Syllabus

Stat 134 Fall 2024: Course Syllabus

Lectures: 

Tuesdays and Thursdays, 12:30 - 2 PM in VLSB 2050

Instructor: 

Shobhana Murali Stoyanov (office: 333 Evans Hall)

GSIs:

  • Annie Ulichney
  • Chunting Zheng
  • Ibrahim Anagaa
  • Kaihao Jing
  • Max Medina Garcia
  • Sean McAvoy

Office hours: 

You will find the list of office hours here.  All office hours will be held in the Student Learning Center, and you may go to anyone’s office hour. In addition to the times listed here, SLC tutors are also available to help out.

Text:

Our main text will be Introduction to Probability by Anderson, Seppäläinen, and Valkó. I will cover most of this text (details in the schedule). You may also refer to Probability, by Pitman. 

Prerequisites:

A year of calculus, so a level of ease with calculus is assumed.  Test yourself with this worksheet, written by Professor Adhikari.

Schedule: 

The list of topics to be covered and the corresponding chapters can be found in this spreadsheet. Please try to at least skim the readings before lecture, it will make your comprehension in lecture much stronger.

Exams:  

There will be two exams:

Midterm:  

Thursday, October 10, in class.

Final exam:

Friday, December 20, 8-11 AM, location TBA. (Note that you must take the final in order to pass the class.)

Quizzes:

There will be three quizzes held during section on September 18, October 30, and November 20. 

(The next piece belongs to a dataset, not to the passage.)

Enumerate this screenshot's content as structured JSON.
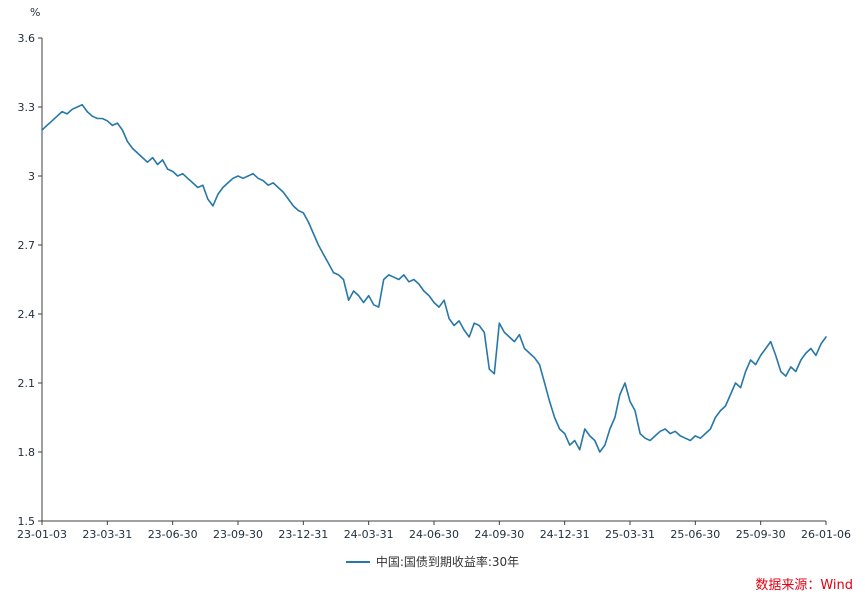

There will be both an individual and group component to each quiz. The individual component will last about 25 minutes. The group component will take place immediately after the individual component has been completed and will last about 15 minutes. Your final (composite) quiz grade will be the average of your group and individual quiz scores. 

Scheduling conflicts: 

Please email to notify your GSI and copy Prof. S, about any known or potential conflicts with the quizzes and exams. We will do our best to work with you, but cannot give you guarantees.

Homework: 

Homework will be due almost every Monday, beginning with September 9, and will be due at 11:59 PM  on Gradescope. The lowest two homework scores will be dropped. 

Grading: 

Your final grade will be computed using the following weights:

Homework (18%) Midterm (25%) Quizzes (27%) Final Exam (30%)

The final exam can “clobber” your midterm, since it is comprehensive. That is, if you do better on your final than your midterm, your final exam score will replace your midterm while computing your average. It will not work in the other direction.

Ed:

Please use Ed for your questions about the material. You can make the question private if it is a personal matter only for the instructional staff. If you need it only to be read by Prof. S, please email, but only for really personal stuff. For examples, questions about your waitlist position or if you are traveling and need to miss class can be posted as private questions on Ed (since it is fine for the instructional staff to read it too, and in fact, will be answered faster). Ed is a formal, academic space, not a social forum. We must demonstrate appropriate respect, consideration, and compassion for others. Please be friendly and thoughtful; our community draws from a wide spectrum of valuable experiences. 

DSP Accommodations: 

UC Berkeley is committed to creating a learning environment that meets the needs of its diverse student body including students with disabilities. If you anticipate or experience any barriers to learning in this course, please feel welcome to discuss your concerns with me.

If you have a disability, or think you may have a disability, you can work with the Disabled Students’ Program (DSP) to request an official accommodation. The Disabled Students’ Program (DSP) is the campus office responsible for authorizing disability-related academic accommodations, in cooperation with the students themselves and their instructors. You can find more information about DSP, including contact information and the application process here: dsp.berkeley.edu.

Academic Misconduct and Community Standards:  

You are encouraged to discuss the homework problems with each other and the course staff. In fact, verbalizing your reasoning is known to deepen your understanding. However, please write up your solutions on your own. If I think that someone has cheated on a homework - either copied from a person or an online source and not acknowledged the source - I will report them to the Office of Student Conduct, and I may also give that student a 0 on that assignment. Of course, the same consequence holds for cheating on an exam or a quiz (and remember, part of your quiz grade is collaborative in any case).

You are a member of an academic community at one of the world’s leading research universities. One of the most important values of an academic community is the balance between the free flow of ideas and the respect for the intellectual property of others. Researchers don’t use one another’s research without permission; scholars and students always use proper citations in papers; professors may not circulate or publish student papers without the writer’s permission; and students may not circulate or post materials from their classes (handouts, exams, syllabi–any class materials) without the written permission of the instructor.

Any assignment submitted by you, with your name, is presumed to be your own original work. Finally, you should keep in mind that as a member of the campus community, you are expected to demonstrate integrity in all of your academic endeavors. The consequences of cheating and academic dishonesty—including a formal discipline file, possible loss of future internship, scholarship, or employment opportunities, and denial of admission to graduate school—are simply not worth it.

For further reading, please reference Berkeley’s Principles of Community and the Berkeley Campus Code of Student Conduct.